PS I have no idea why it's a Pokeball.
No problem, just as long as it's distinct from all the other icons.
Where I live, we have two major bookstore chains that have gone e-reader. One has their own brand of e-readers which is actually Pocketbook Lux rebranded. The other chain has opted to promote Kobo.
I did not look at the selection of those bookstore chains when I was making my choice. I looked at the offering of electronics stores. In electronics stores it's hard to see past the all-intrusive Kindles.
Ignoring Kindle, it's possible to find nice things like Inkbook Obsidian with hardware page-turning buttons on the sides and the big 8" screen Inkbook 8.
If I am not mistaken, Inkbooks are made in Poland by a company that got started in Poland, so I would assume that the e-reader niche has space for random entrepreneurs in Europe. (The fact that an Estonian bookstore chain can rebrand Pocketbook points to the same conclusion.)
On the other hand, e-readers are of limited interest to people. Users of e-readers either have to be filthy rich voracious readers with nothing better to do than to buy e-books via the default bookstore - but if they are voracious readers, then the default e-book store becomes an obstacle rather soon, because there's not much there in those default e-book stores - or those who have already amassed an e-book library on their own and who know how to copy files from a device to another - which makes them geeky and geeks are a rarity. Which means that e-readers can only have limited interest for evermore.
To make e-readers explode a la smartphones, the strategy should be to market some specific versions to rich dummies, kids, and the general population. I don't see how this is possible. E-reader screen cannot be flashy glossy blinking with diamonds so that rich people would see it as a nice decoration on themselves. E-readers cannot be packaged as a toy for kids by any stretch of the imagination (the imagination of marketing dudes admittedly beats mine). E-readers can be conceived as a basic necessity only if the big govt officially decides that it is a basic necessity and campaigns for pushing the product on the population at large. (This last scenario may make e-reader producers happy for the time of the campaign, but doesn't necessarily have a lasting effect. I remember the euro pocket-calculator campaign here...)
Here's a thorough comparison of Pocketbook Inkpad (8" screen) and Kobo Aura H2O (6.8" screen) side by side.

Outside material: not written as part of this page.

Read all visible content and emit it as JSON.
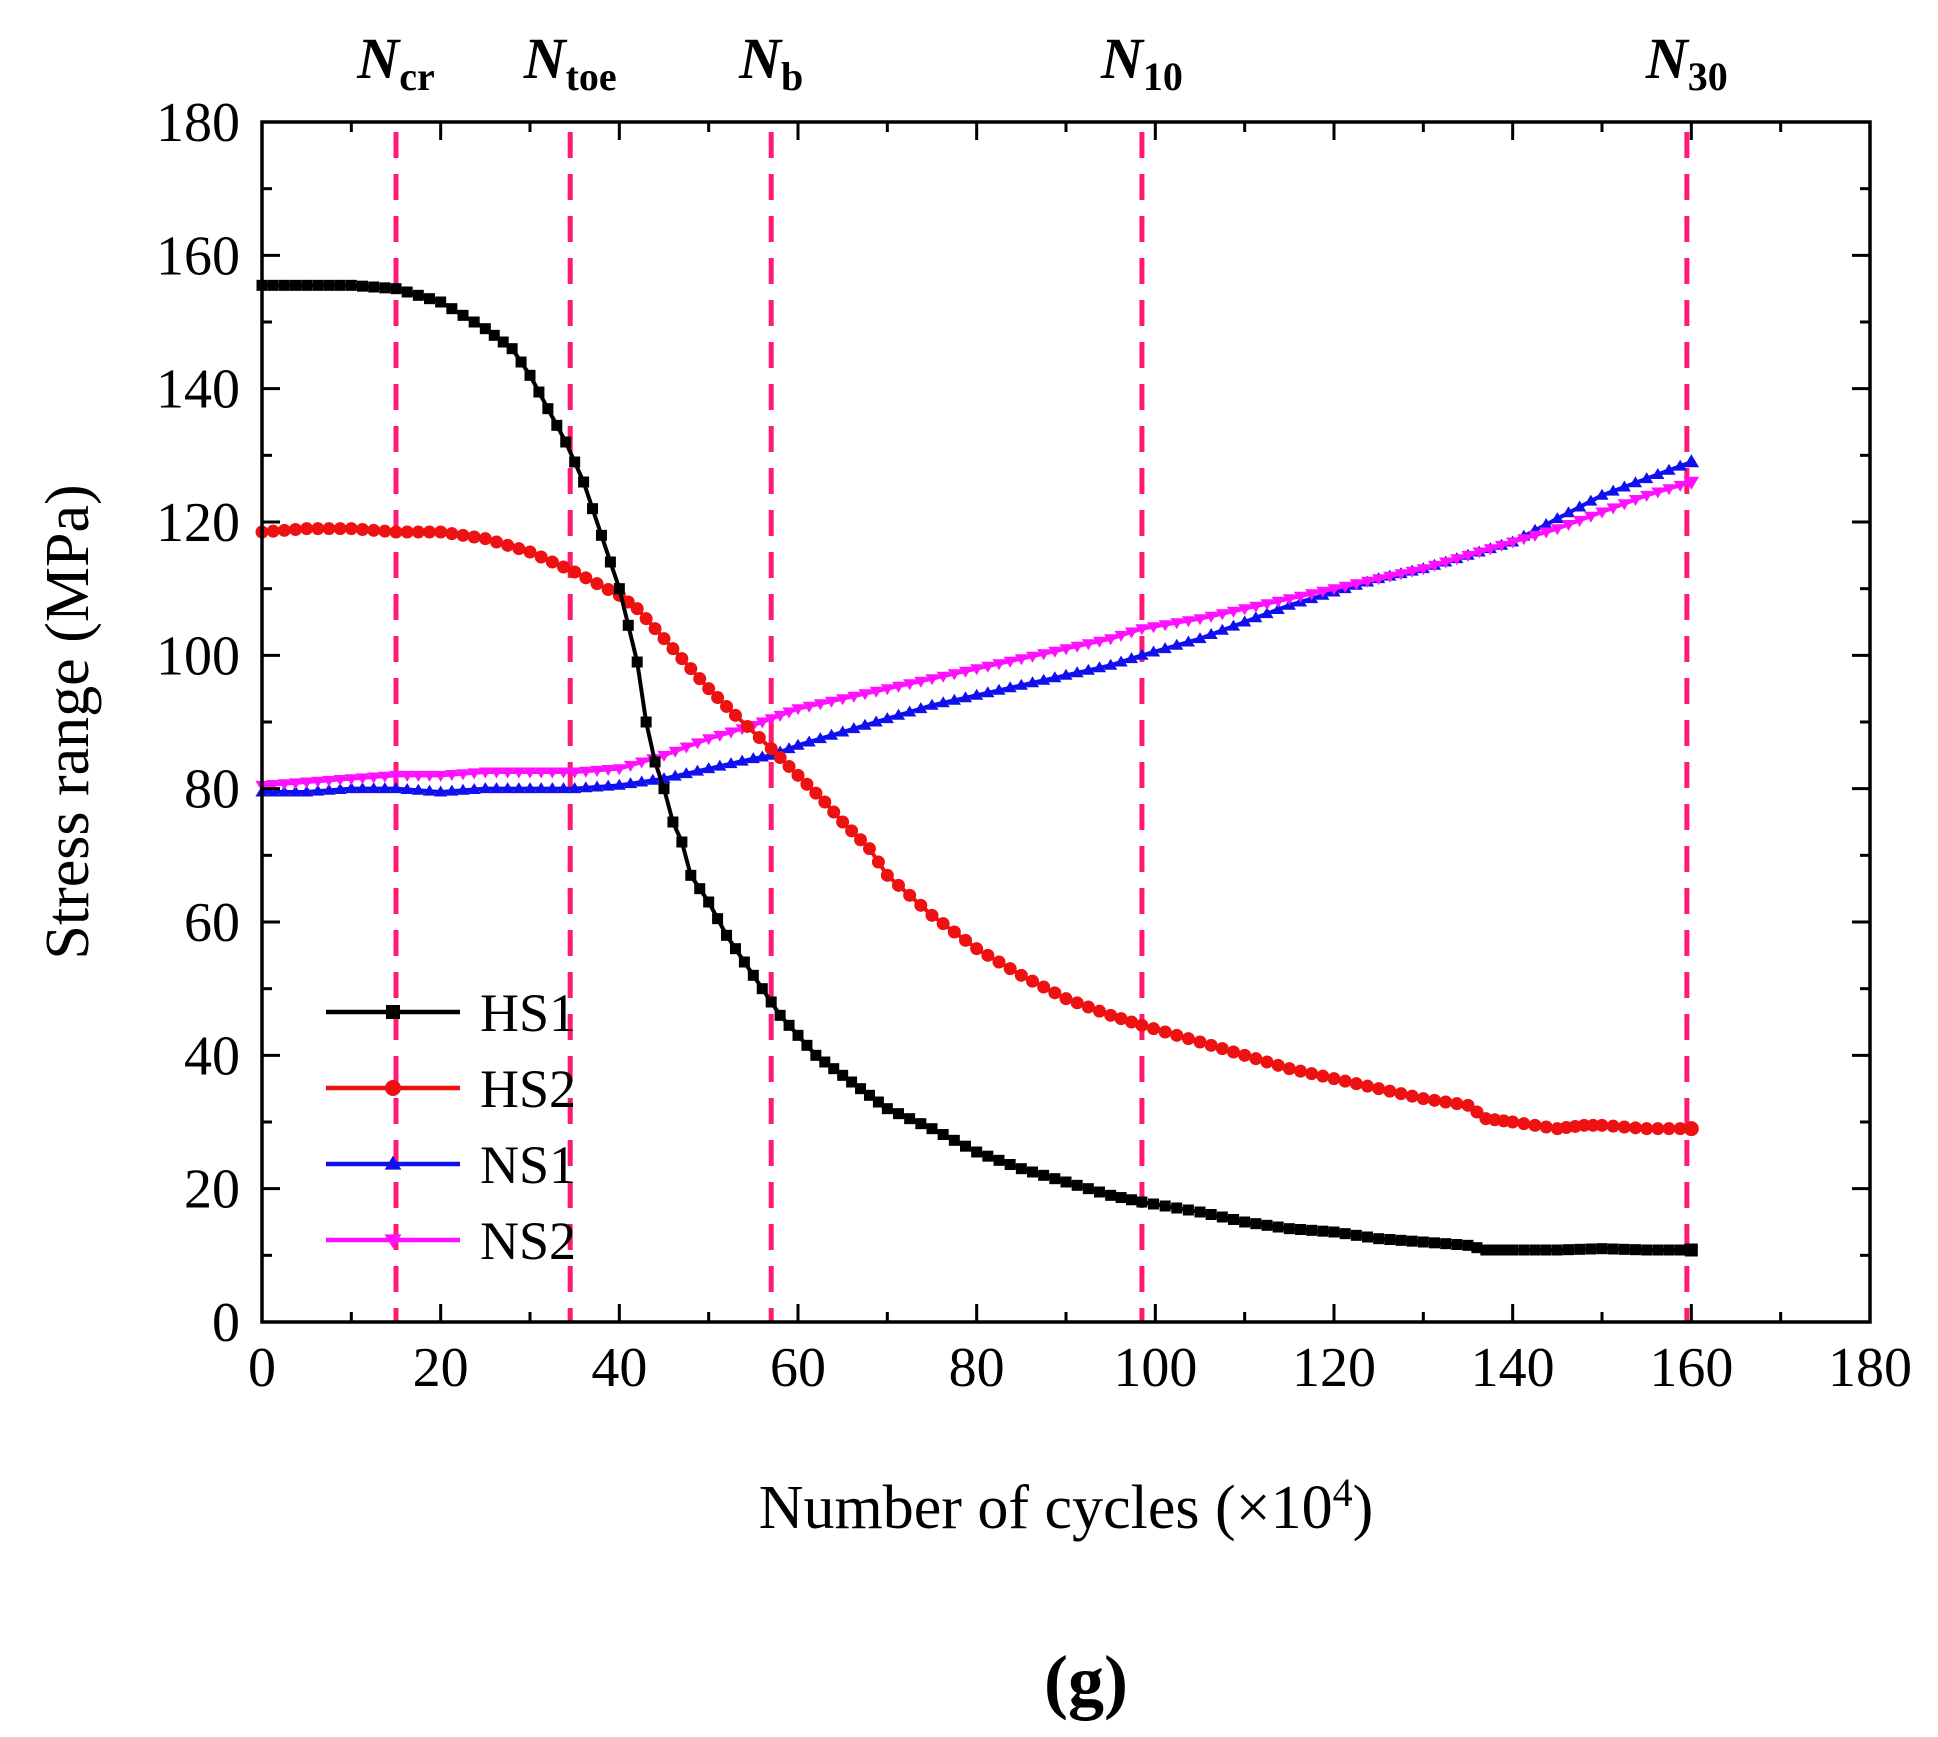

At 14:05 the reviewer says that it's "kind of stupid" how a touch on either side of the Pocketbook Inkpad moves flips the page forward rather than forward on the right side and back on the left side (the way it works in Kobo), but I would like to point out that in Pocketbook default interface a touch on the
bottom corners (either left or right) flips the page backward while a touch on the sides (either left or right) flips the page forward. It's there in the user manual, under the heading Reading Books.